I read the letter through twice, making my plans. I was almost through the third pass when the conference room door opened and Melbourne and Marella came out. The last words of Charles’s confession were in my mind. I go now to my death having completed a life’s work in less than two decades.

“Congratulate me,” Melbourne Westmount Ericson said to Harlan Sackman.

While they were shaking hands and smiling, Marella came up to me.

“Say the word and we can leave right now,” she said, telling me many things.

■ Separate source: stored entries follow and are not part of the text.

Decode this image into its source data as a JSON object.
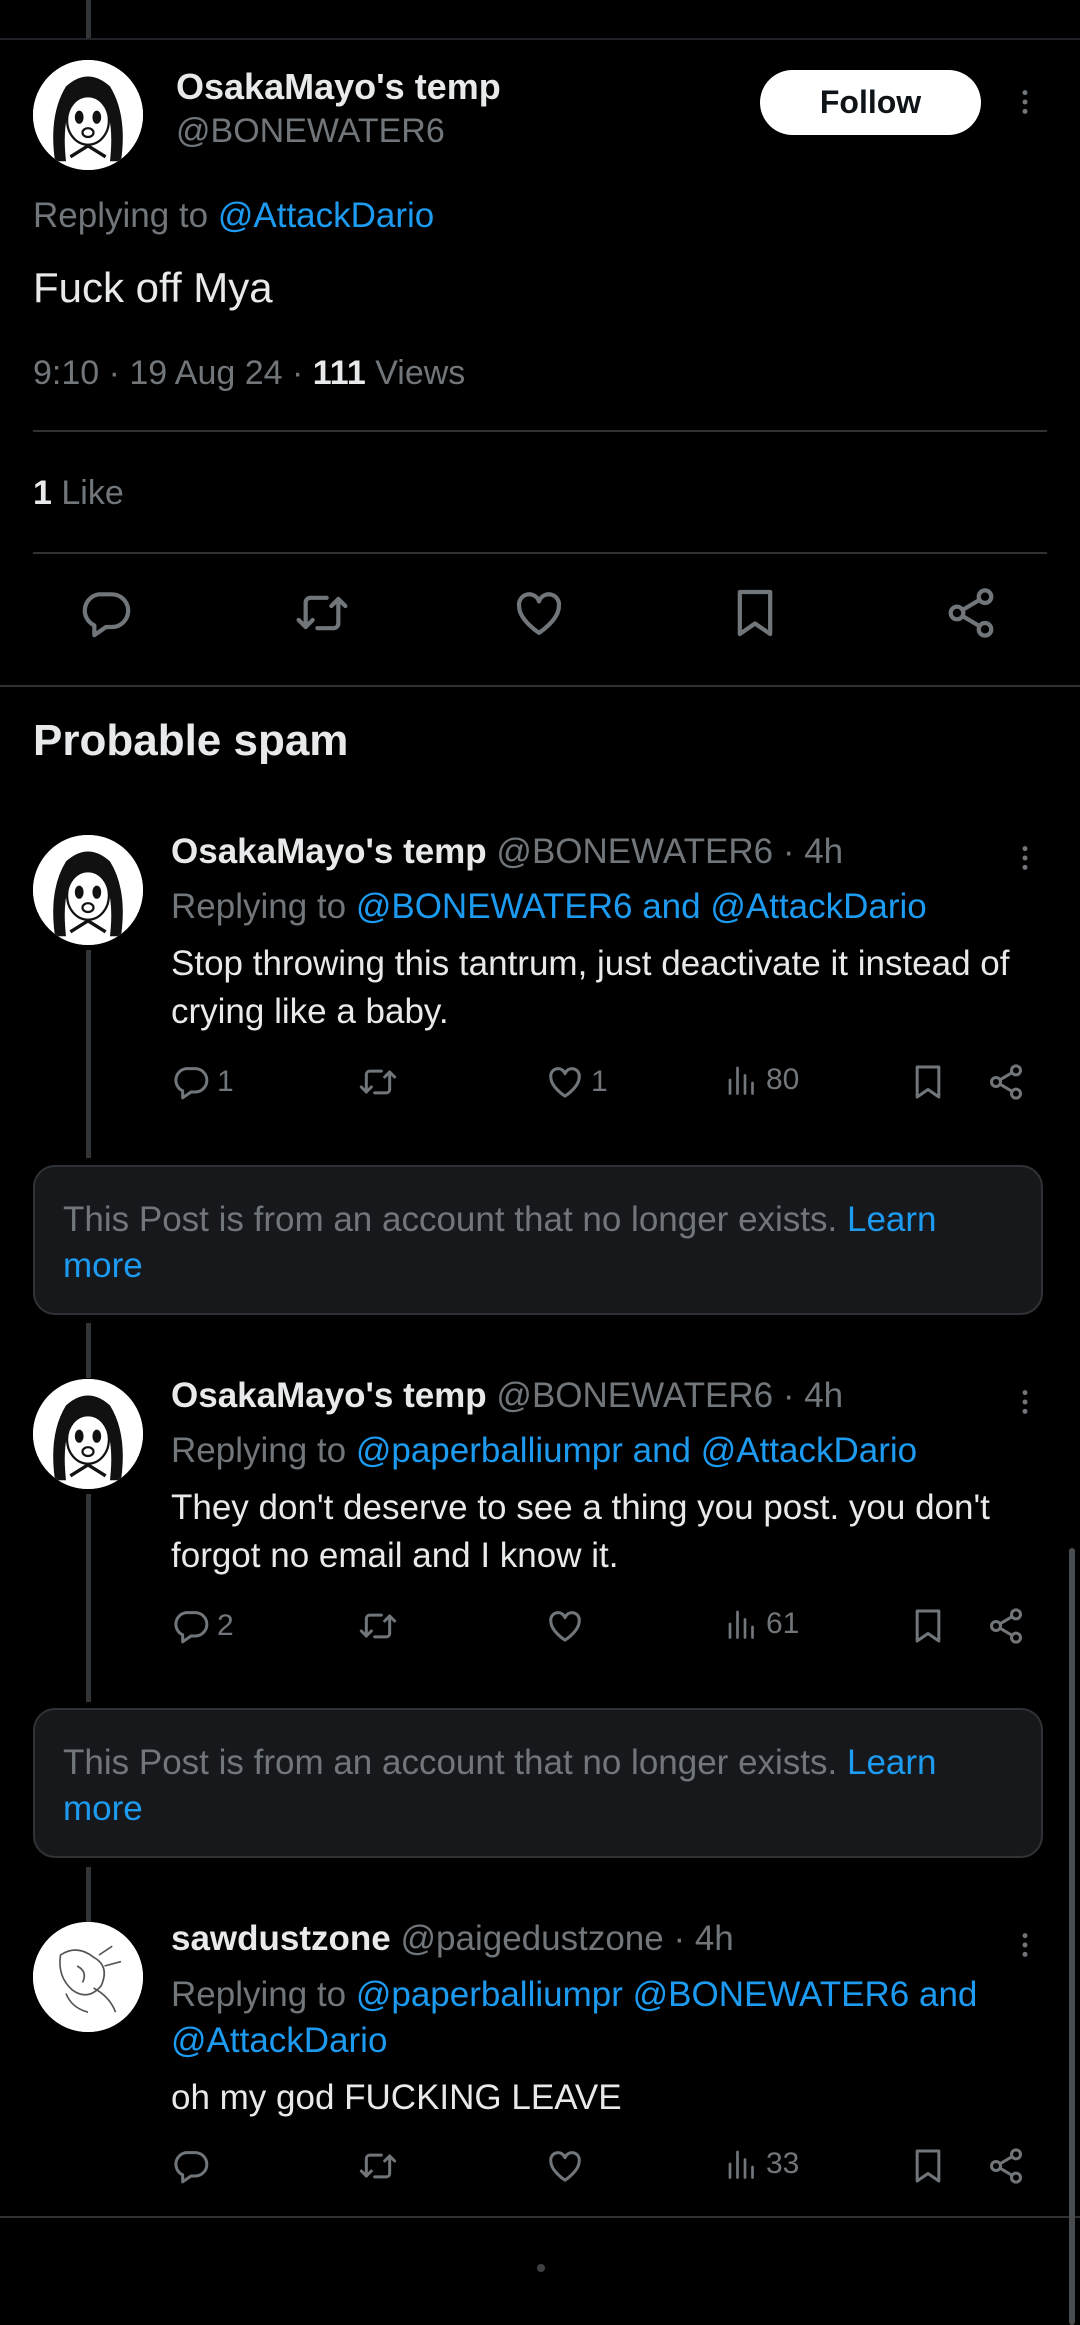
{
  "main_post": {
    "display_name": "OsakaMayo's temp",
    "handle": "@BONEWATER6",
    "follow_label": "Follow",
    "replying_prefix": "Replying to",
    "replying_to": "@AttackDario",
    "text": "Fuck off Mya",
    "time": "9:10 · 19 Aug 24 · ",
    "views_count": "111",
    "views_label": " Views",
    "likes_count": "1",
    "likes_label": " Like"
  },
  "section_title": "Probable spam",
  "replies": [
    {
      "display_name": "OsakaMayo's temp",
      "handle": "@BONEWATER6 · 4h",
      "replying_prefix": "Replying to ",
      "replying_to": "@BONEWATER6 and @AttackDario",
      "text": "Stop throwing this tantrum, just deactivate it instead of crying like a baby.",
      "comments": "1",
      "likes": "1",
      "views": "80"
    },
    {
      "display_name": "OsakaMayo's temp",
      "handle": "@BONEWATER6 · 4h",
      "replying_prefix": "Replying to ",
      "replying_to": "@paperballiumpr and @AttackDario",
      "text": "They don't deserve to see a thing you post. you don't forgot no email and I know it.",
      "comments": "2",
      "likes": "",
      "views": "61"
    },
    {
      "display_name": "sawdustzone",
      "handle": "@paigedustzone · 4h",
      "replying_prefix": "Replying to ",
      "replying_to": "@paperballiumpr @BONEWATER6 and @AttackDario",
      "text": "oh my god FUCKING LEAVE",
      "comments": "",
      "likes": "",
      "views": "33"
    }
  ],
  "notice": {
    "text": "This Post is from an account that no longer exists. ",
    "link": "Learn more"
  },
  "colors": {
    "background": "#000000",
    "accent": "#1d9bf0",
    "secondary_text": "#71767b",
    "notice_bg": "#16181c"
  }
}
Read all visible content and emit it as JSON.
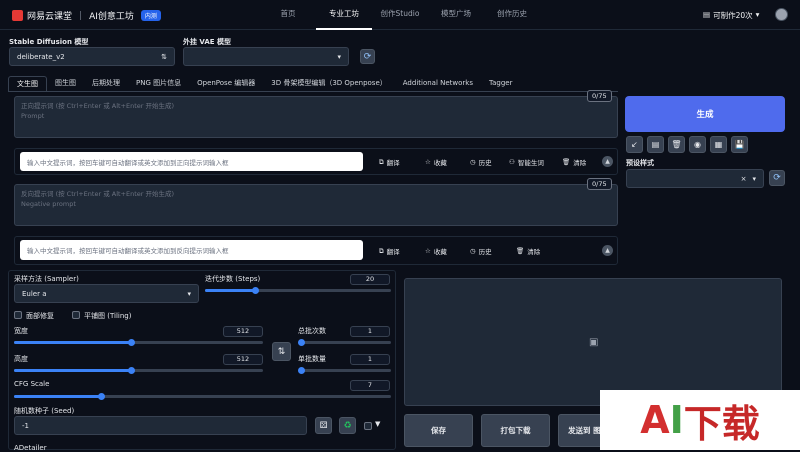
{
  "header": {
    "brand": "网易云课堂",
    "product": "AI创意工坊",
    "badge": "内测",
    "nav": [
      "首页",
      "专业工坊",
      "创作Studio",
      "模型广场",
      "创作历史"
    ],
    "active_nav": 1,
    "credits": "可制作20次",
    "credits_caret": "▾"
  },
  "model": {
    "label": "Stable Diffusion 模型",
    "value": "deliberate_v2",
    "swap_glyph": "⇅",
    "vae_label": "外挂 VAE 模型",
    "vae_value": "",
    "vae_caret": "▾"
  },
  "tabs": [
    "文生图",
    "图生图",
    "后期处理",
    "PNG 图片信息",
    "OpenPose 编辑器",
    "3D 骨架模型编辑（3D Openpose）",
    "Additional Networks",
    "Tagger"
  ],
  "prompt": {
    "placeholder_line1": "正向提示词 (按 Ctrl+Enter 或 Alt+Enter 开始生成)",
    "placeholder_line2": "Prompt",
    "counter": "0/75",
    "translate_placeholder": "输入中文提示词，按回车键可自动翻译或英文添加到正向提示词输入框",
    "buttons": [
      "翻译",
      "收藏",
      "历史",
      "智能生词",
      "清除"
    ]
  },
  "negative": {
    "placeholder_line1": "反向提示词 (按 Ctrl+Enter 或 Alt+Enter 开始生成)",
    "placeholder_line2": "Negative prompt",
    "counter": "0/75",
    "translate_placeholder": "输入中文提示词，按回车键可自动翻译或英文添加到反向提示词输入框",
    "buttons": [
      "翻译",
      "收藏",
      "历史",
      "清除"
    ]
  },
  "generate_label": "生成",
  "style": {
    "label": "预设样式",
    "clear_glyph": "×",
    "caret": "▾"
  },
  "params": {
    "sampler_label": "采样方法 (Sampler)",
    "sampler_value": "Euler a",
    "sampler_caret": "▾",
    "steps_label": "迭代步数 (Steps)",
    "steps_value": "20",
    "restore_faces_label": "面部修复",
    "tiling_label": "平铺图 (Tiling)",
    "width_label": "宽度",
    "width_value": "512",
    "height_label": "高度",
    "height_value": "512",
    "batch_count_label": "总批次数",
    "batch_count_value": "1",
    "batch_size_label": "单批数量",
    "batch_size_value": "1",
    "cfg_label": "CFG Scale",
    "cfg_value": "7",
    "seed_label": "随机数种子 (Seed)",
    "seed_value": "-1",
    "adetailer_label": "ADetailer"
  },
  "sliders": {
    "steps_fraction": 0.27,
    "width_fraction": 0.47,
    "height_fraction": 0.47,
    "batch_count_fraction": 0.0,
    "batch_size_fraction": 0.0,
    "cfg_fraction": 0.23
  },
  "actions": [
    "保存",
    "打包下载",
    "发送到 图"
  ],
  "watermark": {
    "a": "A",
    "i": "I",
    "rest": "下载"
  },
  "colors": {
    "accent": "#4f6bed",
    "slider": "#3b82f6"
  }
}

I wanted to go. I wanted to leave everything behind me and, like my father, disappear into history.

“If you ever have a problem I’ll be there” was my reply.

Sackman approached us then with his felicitations for the bride-to-be... once more.

Melbourne reached out a hand to me and I grabbed it, pulling him close.

“If anything happens to her I will kill you,” I whispered. “Don’t make any mistake about that. So if it’s love I wish you well. Otherwise...”

“You don’t have to worry, Mr. McGill,” he said, managing a calm voice despite the pain in his hand. “I love her more than anything.”

What could I say? Marella wasn’t in jeopardy, Melbourne was.